Por tan circunstancia, la calle que cito al inicio de esta memoria era un hervidero de hombres jóvenes uniformados, que la recorrían de punta a punta en las horas de permiso. Su paso era un estruendo, por las botas claveteadas que golpeaban los adoquines, amén de los gritos y voces de la que tanta compañía hacía gala cuando le daban suelta. Broncas y feas palabras debían oírse, por no hablar de comentarios y frases soeces. Y a esto había que añadir las alegres espectadoras, en modo alguno sordas, que acudían al devenir del espontáneo desfile, ansiosas por mirar, saludar, charlar o reír la gracia a alguno de los protagonistas. Muchos matrimonios saldrían de aquellos encuentros tan “casuales” como callejeros.

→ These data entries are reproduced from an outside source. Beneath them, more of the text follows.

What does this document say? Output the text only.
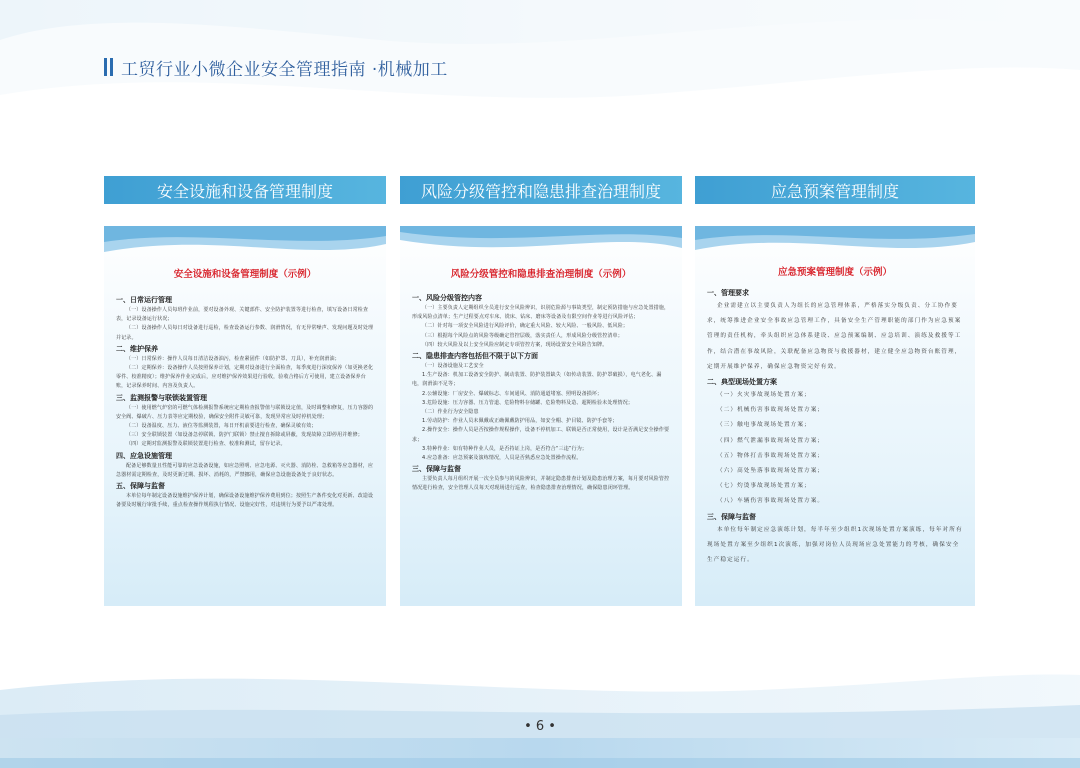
工贸行业小微企业安全管理指南 ·机械加工
安全设施和设备管理制度	风险分级管控和隐患排查治理制度	应急预案管理制度
安全设施和设备管理制度（示例）
一、日常运行管理
（一）设备操作人员每班作业前，要对设备外观、关键部件、安全防护装置等进行检查，填写设备日常检查表，记录设备运行状况；
（二）设备操作人员每日对设备进行巡检，检查设备运行参数、润滑情况，有无异常噪声、发现问题及时处理并记录。
二、维护保养
（一）日常保养：操作人员每日清洁设备油污，检查紧固件（如防护罩、刀具），补充润滑油；
（二）定期保养：设备操作人员按照保养计划，定期对设备进行全面检查，每季度进行深度保养（如更换老化零件、校准精度）；维护保养作业完成后，应对维护保养效果进行验收，验收合格后方可使用，建立设备保养台账，记录保养时间、内容及负责人。
三、监测报警与联锁装置管理
（一）使用燃气炉窑的可燃气体检测报警系统应定期检查报警值与联锁设定值，及时调整和修复，压力容器的安全阀、爆破片、压力表等应定期校验，确保安全附件灵敏可靠，发现异常应及时停机处理；
（二）设备温度、压力、液位等监测装置，每日开机前要进行检查，确保灵敏有效；
（三）安全联锁装置（如设备急停联锁、防护门联锁）禁止擅自拆除或屏蔽，发现故障立即停用并维修；
（四）定期对监测报警及联锁装置进行检查、校准和测试，留存记录。
四、应急设施管理
配备足够数量且性能可靠的应急设备设施，如应急照明、应急电源、灭火器、消防栓、急救箱等应急器材，应急器材需定期检查，及时更新过期、损坏、消耗的，严禁挪用，确保应急设施设备处于良好状态。
五、保障与监督
本单位每年制定设备设施维护保养计划，确保设备设施维护保养费用到位；按照生产条件变化对更新、改造设备要及时履行审批手续，重点检查操作规程执行情况、设施完好性，对违规行为要予以严肃处理。
风险分级管控和隐患排查治理制度（示例）
一、风险分级管控内容
（一）主要负责人定期组织全员进行安全风险辨识，识别危险源与事故类型，制定预防措施与应急处置措施，形成风险点清单；生产过程要点对车床、铣床、钻床、磨床等设备及有限空间作业等进行风险评估；
（二）针对每一项安全风险进行风险评价，确定重大风险、较大风险、一般风险、低风险；
（三）根据每个风险点的风险等级确定管控层级，落实责任人，形成风险分级管控清单；
（四）较大风险及以上安全风险应制定专项管控方案，现场设置安全风险告知牌。
二、隐患排查内容包括但不限于以下方面
（一）设备设施及工艺安全
1.生产设备：机加工设备安全防护、制动装置、防护装置缺失（如传动装置、防护罩破损），电气老化、漏电，润滑油不足等；
2.公辅设施：厂房安全、爆破标志、车间通风、消防通道堵塞、照明设备损坏；
3.危险设施：压力容器、压力管道、危险物料存储罐、危险物料及造、超期检验未处理情况；
（二）作业行为安全隐患
1.劳动防护：作业人员未佩戴或正确佩戴防护用品，如安全帽、护目镜、防护手套等；
2.操作安全：操作人员是否按操作规程操作，设备不停机加工、联锁是否正常使用，设计是否满足安全操作要求；
3.特种作业：如有特种作业人员，是否持证上岗，是否符合“三违”行为；
4.应急准备：应急预案及演练情况，人员是否熟悉应急处置操作流程。
三、保障与监督
主要负责人每月组织开展一次全员参与的风险辨识，并制定隐患排查计划及隐患治理方案，每月要对风险管控情况进行检查，安全管理人员每天对现场进行巡查，检查隐患排查治理情况，确保隐患闭环管理。
应急预案管理制度（示例）
一、管理要求
企业需建立以主要负责人为组长的应急管理体系，严格落实分级负责、分工协作要求，统筹推进企业安全事故应急管理工作，具备安全生产管理职能的部门作为应急预案管理的责任机构，牵头组织应急体系建设、应急预案编制、应急培训、演练及救援等工作，结合潜在事故风险，关联配备应急物资与救援器材，建立健全应急物资台账管理，定期开展维护保养，确保应急物资完好有效。
二、典型现场处置方案
（一）火灾事故现场处置方案；
（二）机械伤害事故现场处置方案；
（三）触电事故现场处置方案；
（四）燃气泄漏事故现场处置方案；
（五）物体打击事故现场处置方案；
（六）高处坠落事故现场处置方案；
（七）灼烫事故现场处置方案；
（八）车辆伤害事故现场处置方案。
三、保障与监督
本单位每年制定应急演练计划，每半年至少组织1次现场处置方案演练，每年对所有现场处置方案至少组织1次演练，加强对岗位人员现场应急处置能力的考核，确保安全生产稳定运行。
• 6 •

Se ve que tales licencias terminaron por alborotar a las señoras más pudientes y formales de la localidad. El escándalo perturbaba la paz de la que se disfrutaba el resto del año. De tal modo que, a la cabeza de todas ellas, la mujer del teniente al mando del campamento ordenó a éste que cesara tal alboroto, tal indecencia.

Así de entrada la propuesta no agradó al militar, que no estaba dispuesto a evitar que la tropa disfrutase del bien merecido asueto, pero como la queja de las féminas no cesaba, sino que machacaba como el martillo pilón, y contaba con la anuencia del clero del lugar, el oficial terminó cediendo y ordenó a los suyos que evitasen pasar por la calle en cuestión y lo hiciesen por otras menos transitadas.

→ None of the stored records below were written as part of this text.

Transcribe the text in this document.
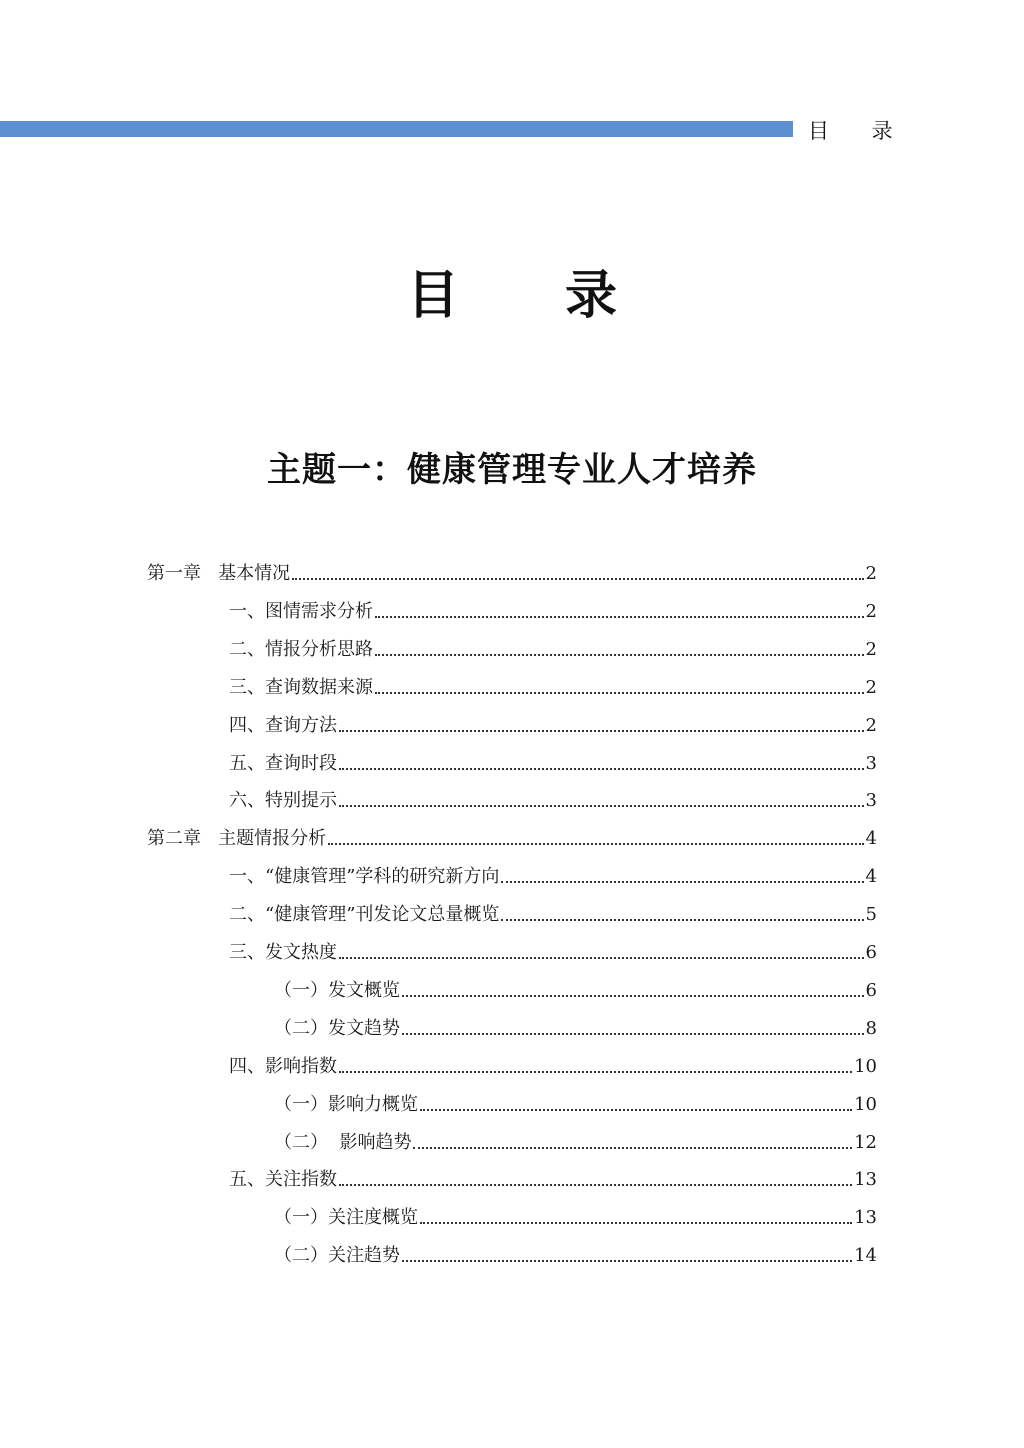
目 录
目 录
主题一：健康管理专业人才培养
第一章   基本情况	2
一、图情需求分析	2
二、情报分析思路	2
三、查询数据来源	2
四、查询方法	2
五、查询时段	3
六、特别提示	3
第二章   主题情报分析	4
一、“健康管理”学科的研究新方向	4
二、“健康管理”刊发论文总量概览	5
三、发文热度	6
（一）发文概览	6
（二）发文趋势	8
四、影响指数	10
（一）影响力概览	10
（二）  影响趋势	12
五、关注指数	13
（一）关注度概览	13
（二）关注趋势	14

De este modo la vía quedó desierta de guripas y el estruendo pasó a otras. Las muchachas, para no dar que hablar, permanecieron en la principal, pero se fueron concentrando en las encrucijadas, desde donde podían ver pasar a los jóvenes, a lo lejos, por las calles paralelas, y saludarles con la mano.

La localidad recuperó la decencia, celebraron las promotoras.